Você pode ter ouvido um amigo ou familiar dizer algo parecido.

Ou você mesmo pode ter feito tal comentário.

Michael Scott encontra David Brent - The Office
(NBC (Captura de tela do YouTube))

Na verdade, como conseguimos assistir a todos aqueles programas antigos com tantos personagens problemáticos e enredos politicamente incorretos?

A maioria dos personagens icônicos de sitcoms eram intolerantes ou hipócritas e não faziam o melhor que podiam para “ser uma pessoa melhor”.

Um membro da Geração Z pode perguntar: “Por que os telespectadores simpatizaram com tantas pessoas terríveis, como Archie Bunker, Jorge Costanzaou Ross Geller?

Um Boomer pode perguntar: “Por que não podemos mais rir de algo engraçado? Antigamente, uma boa piada era uma boa piada.”

Ross e Rachel - AmigosRoss e Rachel - Amigos
(NBC)

Embora uma guerra cultural pareça a resposta certa, eu culparia a ascensão do “humor constrangedor” pelo que aconteceu com o seriado ao longo de várias décadas.

O humor constrangedor é um subgênero da comédia televisiva que surgiu no início dos anos 2000 e desde então se tornou popular.

Tão popular, na verdade, que agora assistimos a tudo na televisão de comédia através de uma lente de “constrangimento” ou “virtude”.

Se algo é positivo, nós comemoramos. Isso é virtuoso, isso é honesto e isso é empoderador.

Se algo é negativo, moral ou eticamente, nós vaiamos. Isso é constrangedor.

Afinal, o que é Cringe TV?

É normal que as pessoas reajam ao elefante na sala — o velho tolo que não respeita o tecido social da nossa comunidade.

Ele é engraçado porque é um idiota, e nós rimos da tensão estranha que ele traz.

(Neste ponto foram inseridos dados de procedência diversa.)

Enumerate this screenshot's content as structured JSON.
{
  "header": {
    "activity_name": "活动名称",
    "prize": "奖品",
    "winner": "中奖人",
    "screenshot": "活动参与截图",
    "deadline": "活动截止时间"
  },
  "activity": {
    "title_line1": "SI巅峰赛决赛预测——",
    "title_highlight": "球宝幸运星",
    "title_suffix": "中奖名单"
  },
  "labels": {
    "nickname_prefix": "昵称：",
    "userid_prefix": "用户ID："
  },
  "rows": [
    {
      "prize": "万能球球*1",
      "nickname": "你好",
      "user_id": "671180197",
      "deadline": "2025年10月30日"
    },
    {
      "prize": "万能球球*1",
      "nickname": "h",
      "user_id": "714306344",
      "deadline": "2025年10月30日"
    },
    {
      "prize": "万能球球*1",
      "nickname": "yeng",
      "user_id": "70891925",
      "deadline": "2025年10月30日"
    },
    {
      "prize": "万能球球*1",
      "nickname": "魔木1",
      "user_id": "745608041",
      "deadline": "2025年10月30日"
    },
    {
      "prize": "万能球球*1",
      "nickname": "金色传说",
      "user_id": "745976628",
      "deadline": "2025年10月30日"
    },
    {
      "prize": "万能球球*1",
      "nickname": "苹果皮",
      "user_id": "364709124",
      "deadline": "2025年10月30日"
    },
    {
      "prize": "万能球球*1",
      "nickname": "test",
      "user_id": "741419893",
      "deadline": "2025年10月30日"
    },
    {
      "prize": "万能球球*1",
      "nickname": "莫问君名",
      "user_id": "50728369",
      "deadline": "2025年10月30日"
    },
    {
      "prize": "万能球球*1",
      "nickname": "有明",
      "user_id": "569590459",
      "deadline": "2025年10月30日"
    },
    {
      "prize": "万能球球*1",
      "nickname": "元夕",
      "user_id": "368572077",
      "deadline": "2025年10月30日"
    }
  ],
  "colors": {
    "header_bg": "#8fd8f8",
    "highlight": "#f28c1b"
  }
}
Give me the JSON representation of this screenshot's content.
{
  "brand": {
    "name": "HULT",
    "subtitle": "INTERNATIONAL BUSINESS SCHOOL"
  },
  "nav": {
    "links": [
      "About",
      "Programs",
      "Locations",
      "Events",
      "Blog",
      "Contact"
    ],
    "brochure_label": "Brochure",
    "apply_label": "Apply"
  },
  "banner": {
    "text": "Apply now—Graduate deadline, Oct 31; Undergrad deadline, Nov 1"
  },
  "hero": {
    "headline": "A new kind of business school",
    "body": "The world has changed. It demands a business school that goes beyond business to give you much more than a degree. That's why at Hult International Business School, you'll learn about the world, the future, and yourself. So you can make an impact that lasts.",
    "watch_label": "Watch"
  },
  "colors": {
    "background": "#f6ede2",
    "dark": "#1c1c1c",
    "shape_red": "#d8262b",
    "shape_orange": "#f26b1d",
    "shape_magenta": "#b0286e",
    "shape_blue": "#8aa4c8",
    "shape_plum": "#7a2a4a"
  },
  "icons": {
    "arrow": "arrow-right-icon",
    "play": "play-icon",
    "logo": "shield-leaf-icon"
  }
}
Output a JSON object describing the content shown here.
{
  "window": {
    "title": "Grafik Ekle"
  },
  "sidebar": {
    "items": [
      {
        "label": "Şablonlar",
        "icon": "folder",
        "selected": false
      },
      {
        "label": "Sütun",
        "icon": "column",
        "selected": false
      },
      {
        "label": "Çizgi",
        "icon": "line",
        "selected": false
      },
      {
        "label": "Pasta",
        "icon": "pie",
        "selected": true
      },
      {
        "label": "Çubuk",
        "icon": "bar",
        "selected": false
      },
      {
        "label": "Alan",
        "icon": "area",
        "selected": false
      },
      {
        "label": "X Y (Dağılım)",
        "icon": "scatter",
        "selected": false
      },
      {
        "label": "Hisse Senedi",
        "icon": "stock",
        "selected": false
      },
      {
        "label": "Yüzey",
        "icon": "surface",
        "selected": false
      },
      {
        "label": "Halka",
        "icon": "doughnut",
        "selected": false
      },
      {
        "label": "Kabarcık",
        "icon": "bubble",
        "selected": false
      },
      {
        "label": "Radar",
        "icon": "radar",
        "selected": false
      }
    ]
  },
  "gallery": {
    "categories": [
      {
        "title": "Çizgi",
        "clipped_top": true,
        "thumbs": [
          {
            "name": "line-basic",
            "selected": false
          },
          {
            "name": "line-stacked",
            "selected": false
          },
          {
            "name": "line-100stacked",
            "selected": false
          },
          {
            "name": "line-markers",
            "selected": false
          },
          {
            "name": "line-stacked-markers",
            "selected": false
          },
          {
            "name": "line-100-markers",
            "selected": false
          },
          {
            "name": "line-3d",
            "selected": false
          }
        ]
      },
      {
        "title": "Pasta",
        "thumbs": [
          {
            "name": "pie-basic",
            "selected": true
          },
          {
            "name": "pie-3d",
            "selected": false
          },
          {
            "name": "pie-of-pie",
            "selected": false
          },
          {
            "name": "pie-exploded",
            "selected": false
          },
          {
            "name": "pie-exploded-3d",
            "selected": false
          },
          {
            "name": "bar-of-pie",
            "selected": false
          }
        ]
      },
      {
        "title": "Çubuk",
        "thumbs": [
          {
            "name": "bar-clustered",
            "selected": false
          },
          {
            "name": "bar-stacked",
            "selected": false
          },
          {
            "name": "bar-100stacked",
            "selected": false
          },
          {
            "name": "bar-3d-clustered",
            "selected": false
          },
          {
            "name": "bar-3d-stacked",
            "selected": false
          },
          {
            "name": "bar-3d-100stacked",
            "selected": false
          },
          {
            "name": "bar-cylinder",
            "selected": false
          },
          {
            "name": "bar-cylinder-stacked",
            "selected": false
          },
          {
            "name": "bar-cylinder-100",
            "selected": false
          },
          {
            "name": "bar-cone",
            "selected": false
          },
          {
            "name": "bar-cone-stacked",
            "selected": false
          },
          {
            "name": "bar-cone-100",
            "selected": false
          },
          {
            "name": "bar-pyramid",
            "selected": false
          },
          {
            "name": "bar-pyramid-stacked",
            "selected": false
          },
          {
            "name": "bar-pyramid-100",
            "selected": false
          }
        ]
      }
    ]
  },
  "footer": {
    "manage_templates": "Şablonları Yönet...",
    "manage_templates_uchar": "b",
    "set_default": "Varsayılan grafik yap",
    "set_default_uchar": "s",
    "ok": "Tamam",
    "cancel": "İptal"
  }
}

Jim olha para a câmera - The Office Temporada 3 Episódio 2Jim olha para a câmera - The Office Temporada 3 Episódio 2
(NBC (captura de tela do Peacock))

Como você ousa? Como ousa esquecer o tempo em que vivemos e os novos padrões comunitários que agora dominam o cenário televisivo?

Uma das nossas expressões favoritas nas redes sociais é: “Você nunca conseguiria fazer [that old show] hoje.”

Claro que não. Aquele show dos anos 1970 ou 1980 ofenderia muita gente.

E não é só que o humor de décadas atrás não se traduz para hoje. É porque agora vemos tudo através de uma “lente de constrangimento”.

Vemos uma piada antiga de 30 anos atrás e nos encolhemos, pensando: “Ah, isso vai incomodar alguém, não é?” Ou “Nossa, isso não seria bem aceito pelo público hoje em dia”.

Ou minha frase de efeito favorita: “Como é que NUNCA pensamos que isso era aceitável?”

O que realmente aconteceu foi que, ao longo de mais ou menos 100 anos, a comédia evoluiu em formato e apresentação.

A comédia muda com o tempo porque grande parte dela é baseada em nossas perspectivas compartilhadas.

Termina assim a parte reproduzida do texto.